The plaintiffs are seeking a stop to the practice used this year for absentee ballots to be opened and scanned before election day, meaning results would take much longer to tally, and invalidate Raffensperger's signature directive.
They also want the judge to prohibit the use of ballot drop boxes they say are conducive to fraud. The boxes are monitored on video 24 hours a day, according to elections officials.
Raffensperger and Gov. Brian Kemp have declined or ignored Trump's demand for a statewide signature audit, which is challenging as ballots have already been separated from their enclosing signature envelopes. This week, Raffensperger announced the state will audit a sample of absentee ballots in Cobb County that won't change the election result.

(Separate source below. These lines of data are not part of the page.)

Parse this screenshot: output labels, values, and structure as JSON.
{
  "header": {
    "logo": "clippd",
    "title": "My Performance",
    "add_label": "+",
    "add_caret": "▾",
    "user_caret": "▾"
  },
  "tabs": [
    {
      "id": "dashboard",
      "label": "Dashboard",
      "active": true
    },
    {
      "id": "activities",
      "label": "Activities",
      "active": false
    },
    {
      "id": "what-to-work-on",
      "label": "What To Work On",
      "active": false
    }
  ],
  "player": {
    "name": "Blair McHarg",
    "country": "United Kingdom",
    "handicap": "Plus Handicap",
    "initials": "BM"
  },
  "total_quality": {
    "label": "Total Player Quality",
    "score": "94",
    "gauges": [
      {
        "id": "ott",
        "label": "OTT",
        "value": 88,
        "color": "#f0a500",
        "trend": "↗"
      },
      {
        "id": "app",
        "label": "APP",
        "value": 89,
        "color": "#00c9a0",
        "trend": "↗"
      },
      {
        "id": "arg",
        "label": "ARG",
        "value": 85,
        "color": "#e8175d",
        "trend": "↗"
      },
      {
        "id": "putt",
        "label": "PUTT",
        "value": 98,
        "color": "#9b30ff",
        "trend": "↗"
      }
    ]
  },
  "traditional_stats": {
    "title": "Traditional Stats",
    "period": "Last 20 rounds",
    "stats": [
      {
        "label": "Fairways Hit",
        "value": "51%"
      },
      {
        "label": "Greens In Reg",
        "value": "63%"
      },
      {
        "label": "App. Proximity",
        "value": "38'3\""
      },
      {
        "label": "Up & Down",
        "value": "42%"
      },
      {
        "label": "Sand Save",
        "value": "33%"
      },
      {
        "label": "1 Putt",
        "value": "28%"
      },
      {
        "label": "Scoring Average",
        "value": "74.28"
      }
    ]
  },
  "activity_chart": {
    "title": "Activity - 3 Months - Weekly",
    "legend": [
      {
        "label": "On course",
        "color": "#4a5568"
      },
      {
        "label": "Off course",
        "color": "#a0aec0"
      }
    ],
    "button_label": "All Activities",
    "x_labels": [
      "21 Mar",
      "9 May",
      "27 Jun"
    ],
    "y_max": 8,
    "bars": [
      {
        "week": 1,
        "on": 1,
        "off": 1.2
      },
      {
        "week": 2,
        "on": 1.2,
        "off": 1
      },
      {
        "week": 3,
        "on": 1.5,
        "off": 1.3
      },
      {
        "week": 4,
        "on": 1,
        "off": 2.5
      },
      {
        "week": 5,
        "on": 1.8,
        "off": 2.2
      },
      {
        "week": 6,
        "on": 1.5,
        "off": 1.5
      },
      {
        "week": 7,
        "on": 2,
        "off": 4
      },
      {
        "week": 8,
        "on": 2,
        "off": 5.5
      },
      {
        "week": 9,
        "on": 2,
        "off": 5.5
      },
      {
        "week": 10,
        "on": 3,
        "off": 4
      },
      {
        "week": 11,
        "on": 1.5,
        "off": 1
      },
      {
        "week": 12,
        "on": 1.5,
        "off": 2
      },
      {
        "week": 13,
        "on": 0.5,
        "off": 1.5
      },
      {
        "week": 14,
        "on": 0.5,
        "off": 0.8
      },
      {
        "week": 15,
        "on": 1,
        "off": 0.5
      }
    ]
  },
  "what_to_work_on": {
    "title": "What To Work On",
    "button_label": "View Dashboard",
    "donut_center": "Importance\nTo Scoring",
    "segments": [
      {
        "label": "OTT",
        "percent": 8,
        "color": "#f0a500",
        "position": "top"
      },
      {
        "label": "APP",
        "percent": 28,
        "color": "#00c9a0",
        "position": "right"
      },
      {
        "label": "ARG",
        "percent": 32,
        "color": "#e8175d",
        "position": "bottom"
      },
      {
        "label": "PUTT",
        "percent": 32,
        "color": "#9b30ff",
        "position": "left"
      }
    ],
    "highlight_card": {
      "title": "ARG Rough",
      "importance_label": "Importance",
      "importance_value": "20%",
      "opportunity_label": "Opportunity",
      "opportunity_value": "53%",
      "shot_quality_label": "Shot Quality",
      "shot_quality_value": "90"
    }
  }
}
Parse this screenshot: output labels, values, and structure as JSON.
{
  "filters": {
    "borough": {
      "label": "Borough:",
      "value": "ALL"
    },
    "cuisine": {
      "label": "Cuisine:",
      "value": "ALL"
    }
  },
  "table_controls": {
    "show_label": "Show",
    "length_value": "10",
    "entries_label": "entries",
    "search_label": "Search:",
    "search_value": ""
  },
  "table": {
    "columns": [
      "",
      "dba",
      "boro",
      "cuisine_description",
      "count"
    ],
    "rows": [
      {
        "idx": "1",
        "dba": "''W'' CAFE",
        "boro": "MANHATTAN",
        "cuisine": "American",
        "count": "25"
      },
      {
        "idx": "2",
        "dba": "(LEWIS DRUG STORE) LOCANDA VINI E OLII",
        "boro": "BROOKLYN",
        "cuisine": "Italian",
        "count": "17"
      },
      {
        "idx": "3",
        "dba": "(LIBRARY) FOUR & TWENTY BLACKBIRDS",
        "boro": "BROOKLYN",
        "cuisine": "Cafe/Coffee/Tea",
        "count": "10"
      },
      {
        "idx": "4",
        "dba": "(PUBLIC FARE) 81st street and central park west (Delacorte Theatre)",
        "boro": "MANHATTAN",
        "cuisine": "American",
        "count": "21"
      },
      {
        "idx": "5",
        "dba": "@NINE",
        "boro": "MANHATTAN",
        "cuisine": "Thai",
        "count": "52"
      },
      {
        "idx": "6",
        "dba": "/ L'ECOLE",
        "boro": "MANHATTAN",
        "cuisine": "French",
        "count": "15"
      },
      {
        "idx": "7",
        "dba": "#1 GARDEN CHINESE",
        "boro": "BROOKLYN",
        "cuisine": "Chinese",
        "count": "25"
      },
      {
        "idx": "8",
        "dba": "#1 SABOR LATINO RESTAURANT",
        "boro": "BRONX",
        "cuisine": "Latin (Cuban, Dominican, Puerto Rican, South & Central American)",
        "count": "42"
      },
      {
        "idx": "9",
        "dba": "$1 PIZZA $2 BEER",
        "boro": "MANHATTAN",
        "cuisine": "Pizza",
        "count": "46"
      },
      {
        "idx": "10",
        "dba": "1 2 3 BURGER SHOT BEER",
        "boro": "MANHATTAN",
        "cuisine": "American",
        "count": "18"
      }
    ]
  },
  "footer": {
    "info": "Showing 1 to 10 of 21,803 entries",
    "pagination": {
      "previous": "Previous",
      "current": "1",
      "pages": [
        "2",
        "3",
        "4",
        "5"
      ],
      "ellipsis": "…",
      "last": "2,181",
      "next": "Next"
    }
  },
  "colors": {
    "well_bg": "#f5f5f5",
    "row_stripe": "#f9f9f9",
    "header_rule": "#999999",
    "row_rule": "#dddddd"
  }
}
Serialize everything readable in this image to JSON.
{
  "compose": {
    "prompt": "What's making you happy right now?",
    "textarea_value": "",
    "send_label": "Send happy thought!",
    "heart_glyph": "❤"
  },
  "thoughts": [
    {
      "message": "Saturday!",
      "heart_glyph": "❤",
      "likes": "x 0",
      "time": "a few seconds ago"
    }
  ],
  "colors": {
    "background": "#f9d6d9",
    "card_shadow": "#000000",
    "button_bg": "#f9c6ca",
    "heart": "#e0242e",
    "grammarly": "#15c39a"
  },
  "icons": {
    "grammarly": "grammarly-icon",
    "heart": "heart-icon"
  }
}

In a case the U.S. Supreme Court declined to hear last week, Texas Attorney General Ken Paxton claimed there were more than 80,000 forged signatures on Georgia absentee ballots in the general election, but presented no credible evidence to substantiate it.
In another case for which Trump attorney Rudy Giuliani was co-counsel, a video of Fulton County workers scanning ballots is claimed to show them injecting fraudulent absentee ballots stored in hidden suitcases into the election.
The suit, which filing attorney Sidney Powell said would be like an attack by the mythical “kraken” sea monster, was soon dismissed by a federal judge. State officials said an investigation by certified Georgia law enforcement officers found only routine election activities shown in the video.
The Jan. 5 runoffs are between Republican Senators David Perdue and Kelly Loeffler and their corresponding Democratic challengers Jon Ossoff and Raphael Warnock. If Ossoff and Warnock win, it will shift the balance of power in Congress to the Democrats. Also on the ballot is a runoff between Public Service Commission incumbent Republican Lauren "Bubba" McDonald and Democrat challenger Daniel Blackman.